Yeah - Lucene, etc do it using a TF.IDF metric.

This is a weighting of terms?

Yes. We’re evaluating for both the metadata term and value. The addition of field types adds information but ultimately we still have a bunch of features still, regardless some of them are not going to be significant in separating relevant from non-relevant docs, that is.

How does that relate to using edna as a training set?

We can use existing classifications to generate some more detailed ’signatures’ for representing docs. In a given class/category/sector thus we can build a predictor/evaluator for a given training set (sector/category)we can do this at various levels of granularity, from the collection level to the smallest category so we can train up a series of predictors.
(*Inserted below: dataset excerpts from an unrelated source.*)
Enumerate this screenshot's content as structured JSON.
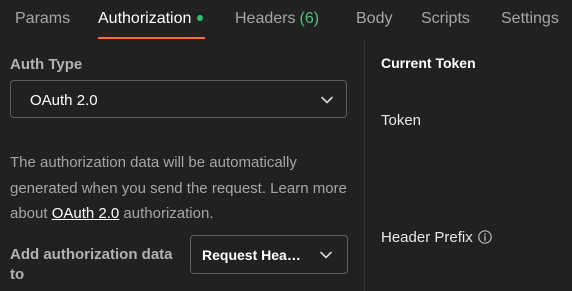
{
  "tabs": [
    {
      "label": "Params"
    },
    {
      "label": "Authorization",
      "indicator": "green-dot"
    },
    {
      "label": "Headers",
      "count": "(6)"
    },
    {
      "label": "Body"
    },
    {
      "label": "Scripts"
    },
    {
      "label": "Settings"
    }
  ],
  "active_tab": "Authorization",
  "colors": {
    "background": "#212121",
    "active_underline": "#ff6c37",
    "indicator_dot": "#2ebd6b",
    "count": "#4ec279"
  },
  "auth": {
    "type_label": "Auth Type",
    "type_value": "OAuth 2.0",
    "description_before": "The authorization data will be automatically generated when you send the request. Learn more about ",
    "description_link": "OAuth 2.0",
    "description_after": " authorization.",
    "add_to_label": "Add authorization data to",
    "add_to_value": "Request Headers"
  },
  "right_panel": {
    "title": "Current Token",
    "token_label": "Token",
    "header_prefix_label": "Header Prefix"
  },
  "icons": {
    "chevron": "chevron-down-icon",
    "info": "info-icon"
  }
}
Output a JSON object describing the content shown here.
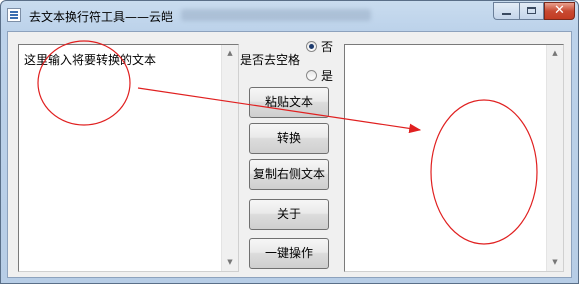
{
  "window": {
    "title": "去文本换行符工具——云皑",
    "close_glyph": "✕"
  },
  "left_panel": {
    "text": "这里输入将要转换的文本"
  },
  "options": {
    "label": "是否去空格",
    "radio_no": "否",
    "radio_yes": "是",
    "selected": "否"
  },
  "buttons": {
    "paste": "粘贴文本",
    "convert": "转换",
    "copy_right": "复制右侧文本",
    "about": "关于",
    "one_click": "一键操作"
  },
  "scroll_arrows": {
    "up": "▲",
    "down": "▼"
  },
  "annotation_color": "#e02020"
}
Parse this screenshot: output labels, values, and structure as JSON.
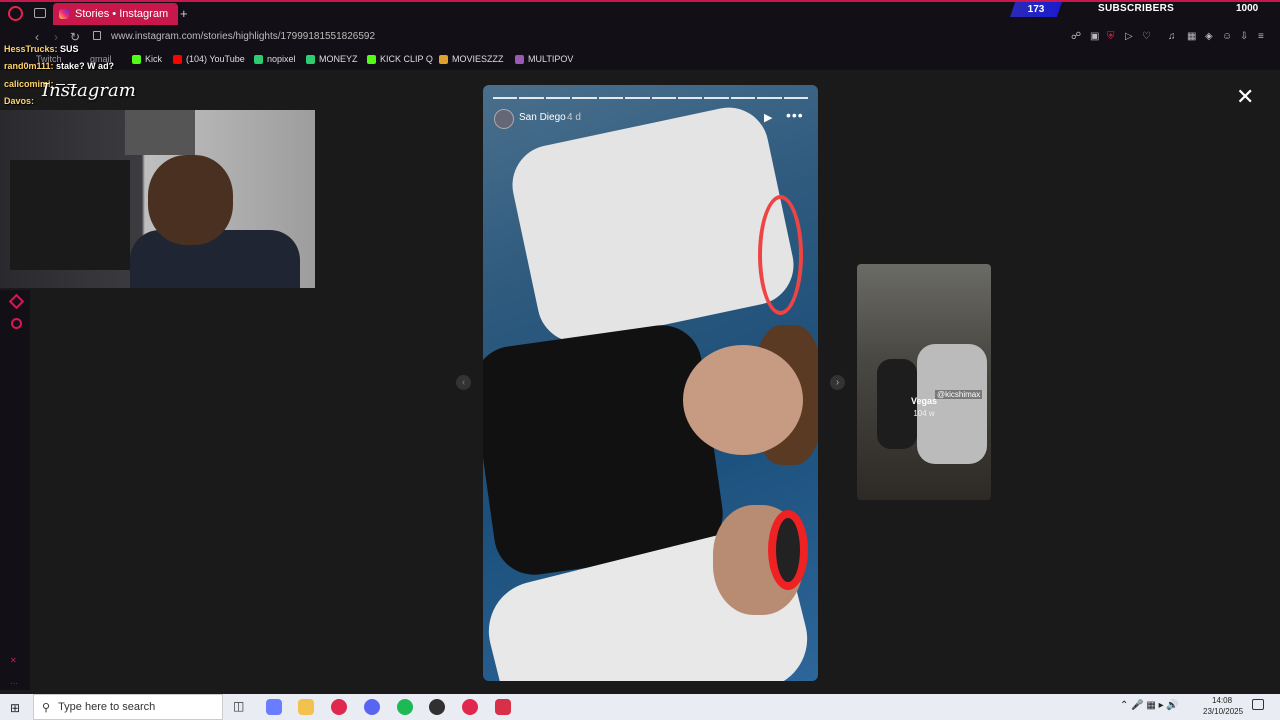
{
  "browser": {
    "tab_title": "Stories • Instagram",
    "new_tab": "+",
    "url": "www.instagram.com/stories/highlights/17999181551826592",
    "bookmarks": [
      {
        "label": "Kick",
        "color": "#53fc18"
      },
      {
        "label": "(104) YouTube",
        "color": "#ff0000"
      },
      {
        "label": "nopixel",
        "color": "#2ecc71"
      },
      {
        "label": "MONEYZ",
        "color": "#2ecc71"
      },
      {
        "label": "KICK CLIP Q",
        "color": "#53fc18"
      },
      {
        "label": "MOVIESZZZ",
        "color": "#e0a030"
      },
      {
        "label": "MULTIPOV",
        "color": "#9b59b6"
      }
    ],
    "hidden_bookmarks": [
      "Twitch",
      "gmail"
    ]
  },
  "stream_overlay": {
    "sub_left": "173",
    "sub_label": "SUBSCRIBERS",
    "sub_right": "1000",
    "chat": [
      {
        "name": "HessTrucks:",
        "text": "SUS"
      },
      {
        "name": "rand0m111:",
        "text": "stake? W ad?"
      },
      {
        "name": "calicomimi:",
        "text": "— —"
      },
      {
        "name": "Davos:",
        "text": ""
      }
    ],
    "watermark": "Instagram"
  },
  "story": {
    "title": "San Diego",
    "time": "4 d",
    "segments": 12
  },
  "next_story": {
    "title": "Vegas",
    "sub": "104 w",
    "tag": "@kicshimax"
  },
  "taskbar": {
    "search_placeholder": "Type here to search",
    "time": "14:08",
    "date": "23/10/2025",
    "apps": [
      {
        "name": "copilot",
        "color": "#6a7cff"
      },
      {
        "name": "explorer",
        "color": "#f2c14e"
      },
      {
        "name": "opera",
        "color": "#e0284f"
      },
      {
        "name": "discord",
        "color": "#5865f2"
      },
      {
        "name": "spotify",
        "color": "#1db954"
      },
      {
        "name": "obs",
        "color": "#303030"
      },
      {
        "name": "app-red",
        "color": "#e0284f"
      },
      {
        "name": "app-red-2",
        "color": "#d9304a"
      }
    ]
  }
}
As ed.au’s resident search expert, Vaughan mentions there’s lots of further possibilities with this approach for instance:

  • Education Sector prediction
  • Meta data suggestion
  • lots more…

We all agreed that this Meta Discovery thing sounded like the cool thing to do for evaluation.

Ambitious? Nah - just a walk in the POC.

Telling shows and tells

POC 2 SlipsDevelopment time is tight - the SnT-1 delay needs to be two weeks.

Nick pointed out that we don’t need to delay thinking about SnT-2 and in fact we can start on scoping SnT-2 (next post).

But first we need to sort out the SnT-1. I prepared a running sheet for it; & crikey it is boring.

We really want to engage our audience (initially the staff here at ed.au). The MyEdna POC Show and Tell Q&A sessions had tumbleweed passing us by. How to improve it? Jokes? An IO fable? Show the shiny stuff quick?

We decided that we going to prepare relevant quiz questions to prod the audience with and show how such a simple process of resource discovery is not so simple. Hopefully this way we’ll avoid people nodding off on a Friday afternoon.

Sarah & I reflected on the usefulness of the boring running sheet was as a discussion point starter - it helped us move from what we don’t want to what we really want.

I figure this is an important way proof of concepts can work if inspiration fails at first.

A POC’s unintended consequences

understandingA serendipitous outcome from today’s meeting were some tips to make our jobs just that little bit easier - totally separate from POC.

With this POC, we’re wrestling in detail with understanding the way an Information Officer works to provide resources for educators.

Our discussion prompted Nick to suggest using Google alerts to monitor websites without RSS or email newsletters. This is immediately useful to all IOs here.

This sharing of knowledge and understanding each other jobs are great unintended consequences of the Proof of Concept.